In T 520/01 führte die Kammer aus, wenn ein Einspruchsgrund innerhalb der Einspruchsfrist substantiiert werde, und der den Einspruchsgrund vorbringende Beteiligte bei der mündlichen Einspruchsverhandlung weder erscheine noch den Einspruchsgrund zurücknehme, so müsse sich die Einspruchsabteilung mit diesem Einspruchsgrund befassen, der in späteren Beschwerdeverfahren von anderen Beschwerdeführern aufgegriffen werden könne.

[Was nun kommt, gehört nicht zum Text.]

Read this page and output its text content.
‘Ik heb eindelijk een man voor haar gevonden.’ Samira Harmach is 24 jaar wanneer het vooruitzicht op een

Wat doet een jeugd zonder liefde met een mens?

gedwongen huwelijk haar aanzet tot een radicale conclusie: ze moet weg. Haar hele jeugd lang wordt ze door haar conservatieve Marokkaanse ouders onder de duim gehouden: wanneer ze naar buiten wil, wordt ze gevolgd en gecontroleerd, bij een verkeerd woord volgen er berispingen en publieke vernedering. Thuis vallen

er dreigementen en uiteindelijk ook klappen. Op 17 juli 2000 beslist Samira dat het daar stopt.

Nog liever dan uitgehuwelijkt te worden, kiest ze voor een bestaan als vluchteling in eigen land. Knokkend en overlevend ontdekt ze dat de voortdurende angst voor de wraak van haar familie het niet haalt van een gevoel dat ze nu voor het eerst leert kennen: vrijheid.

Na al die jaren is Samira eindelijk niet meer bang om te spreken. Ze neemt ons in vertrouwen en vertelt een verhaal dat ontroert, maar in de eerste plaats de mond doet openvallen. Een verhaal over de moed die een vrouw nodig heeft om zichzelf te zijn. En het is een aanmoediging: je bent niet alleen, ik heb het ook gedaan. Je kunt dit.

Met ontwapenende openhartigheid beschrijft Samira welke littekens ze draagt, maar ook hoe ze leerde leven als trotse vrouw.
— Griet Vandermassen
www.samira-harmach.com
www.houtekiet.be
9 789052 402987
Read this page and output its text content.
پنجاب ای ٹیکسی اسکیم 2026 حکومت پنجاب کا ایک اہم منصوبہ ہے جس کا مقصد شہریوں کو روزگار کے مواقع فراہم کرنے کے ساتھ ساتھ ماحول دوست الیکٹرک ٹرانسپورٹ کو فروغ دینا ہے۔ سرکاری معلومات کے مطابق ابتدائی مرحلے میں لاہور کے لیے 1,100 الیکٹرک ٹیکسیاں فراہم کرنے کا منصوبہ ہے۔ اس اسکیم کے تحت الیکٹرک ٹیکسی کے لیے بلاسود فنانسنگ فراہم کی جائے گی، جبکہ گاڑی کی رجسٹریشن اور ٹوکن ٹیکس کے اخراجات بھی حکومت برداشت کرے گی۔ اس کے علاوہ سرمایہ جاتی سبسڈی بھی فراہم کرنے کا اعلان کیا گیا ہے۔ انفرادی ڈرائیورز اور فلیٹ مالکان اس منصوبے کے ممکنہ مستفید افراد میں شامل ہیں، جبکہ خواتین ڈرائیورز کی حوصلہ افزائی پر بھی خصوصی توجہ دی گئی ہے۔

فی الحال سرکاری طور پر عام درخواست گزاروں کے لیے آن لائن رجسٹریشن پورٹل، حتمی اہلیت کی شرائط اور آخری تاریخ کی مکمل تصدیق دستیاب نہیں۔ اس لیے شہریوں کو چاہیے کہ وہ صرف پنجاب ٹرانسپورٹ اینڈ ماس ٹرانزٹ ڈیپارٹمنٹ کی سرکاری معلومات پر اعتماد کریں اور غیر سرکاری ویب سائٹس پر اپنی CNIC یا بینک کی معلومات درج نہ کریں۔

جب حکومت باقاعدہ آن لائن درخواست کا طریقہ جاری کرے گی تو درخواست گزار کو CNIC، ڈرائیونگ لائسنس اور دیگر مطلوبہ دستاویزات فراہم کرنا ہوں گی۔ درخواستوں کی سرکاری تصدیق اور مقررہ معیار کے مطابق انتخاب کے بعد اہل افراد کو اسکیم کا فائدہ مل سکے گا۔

In T 433/93 entschied die Kammer, dass eine Einspruchsabteilung, die beschließt, zusätzlich zu dem oder den in der Einspruchsschrift erhobenen und substantiierten Einspruchsgründen einen neuen Einspruchsgrund in das Verfahren einzuführen, dies in aller Regel schriftlich und zu einem möglichst frühen Zeitpunkt des Verfahrens tun sollte. Die schriftliche Mitteilung, mit der die Einspruchsabteilung den Patentinhaber davon unterrichtet, dass ein neuer Einspruchsgrund in das Verfahren eingeführt wird, soll dabei sicherstellen, dass der Patentinhaber nicht nur den neuen Einspruchsgrund (d. h. die neue Rechtsgrundlage für den Einspruch) kennt, sondern auch die rechtlichen und faktischen Gründe zur Untermauerung (d. h. Substantiierung) dieses neuen Einspruchsgrunds, die das Patent in seinem Rechtsbestand gefährden und zum Widerruf führen konnten, damit er genau weiß, was ihm vorgehalten wird, und hinreichend Gelegenheit hat, sich hierzu zu äußern. Wenn sich eine Einspruchsabteilung in einem ausgesprochenen Ausnahmefall erstmals in der mündlichen Verhandlung veranlasst sieht, einen neuen Einspruchsgrund einzuführen, empfiehlt es sich grundsätzlich, dass sie dem Patentinhaber die Einführung des neuen Einspruchsgrunds und die ihn substantiierenden rechtlichen und faktischen Gründe auch in der mündlichen Verhandlung schriftlich mitteilt. Auf diese Weise kann jedes Missverständnis vermieden und die Mitteilung in die Akte aufgenommen werden.

In T 620/08 war der Einspruch ursprünglich einzig und allein auf den Grund mangelnder erfinderischer Tätigkeit gestützt worden, doch reichte der Einsprechende im Laufe des Einspruchsverfahrens Dokumente und Vorbringen ein, wonach der Gegenstand des Streitpatents außerdem nicht neu sei. In ihrer Entscheidung legte die Einspruchsabteilung unter dem Stichpunkt "Neuheit" ausführlich die Gründe dar, aus denen sie den Gegenstand des Streitpatents gegenüber diesen Dokumenten für neu hielt und entschied daraufhin, den verspäteten Einspruchsgrund nicht zuzulassen. Vor der Beschwerdekammer machte der Patentinhaber geltend, beim Einwand mangelnder Neuheit, der von der Einspruchsabteilung nicht zum Verfahren zugelassen worden sei, handle es sich somit um einen neuen Einspruchsgrund, der ohne sein Einverständnis nicht in das Verfahren eingeführt werden könne. Dieses Einverständnis werde nicht erteilt. Mit Verweis auf T 986/93 (ABl. 1993, 215) stellte die Kammer fest, dass der Begriff "neuer Einspruchsgrund" laut G 10/91 einen erstmals im Beschwerdeverfahren vorgebrachten Grund bezeichnet. Dies sei vorliegend jedoch nicht der Fall. Neuheit sei als Einspruchsgrund im Rahmen des Einspruchsverfahrens geltend gemacht und erörtert worden und habe damit einen wesentlichen Teil der angefochtenen Entscheidung ausgemacht. Des Weiteren sei eine Beschwerdekammer zumindest nicht daran gehindert, einen von der Einspruchsabteilung gemäß Art. 114 (2) EPÜ nicht berücksichtigten verspäteten Einspruchsgrund in Betracht zu ziehen, wenn sie der Auffassung sei, dass die Einspruchsabteilung ihr Ermessen diesbezüglich fehlerhaft ausgeübt habe. Die Verfahrensentscheidung einer Einspruchsabteilung, Vorbringen nicht zu berücksichtigen, sei ein wesentlicher Teil ihres Entscheidungsfindungsprozesses und gehöre als solcher zu den Fragen, die zu überprüfen seien, wenn die Endentscheidung der Einspruchsabteilung sachlich angefochten werde.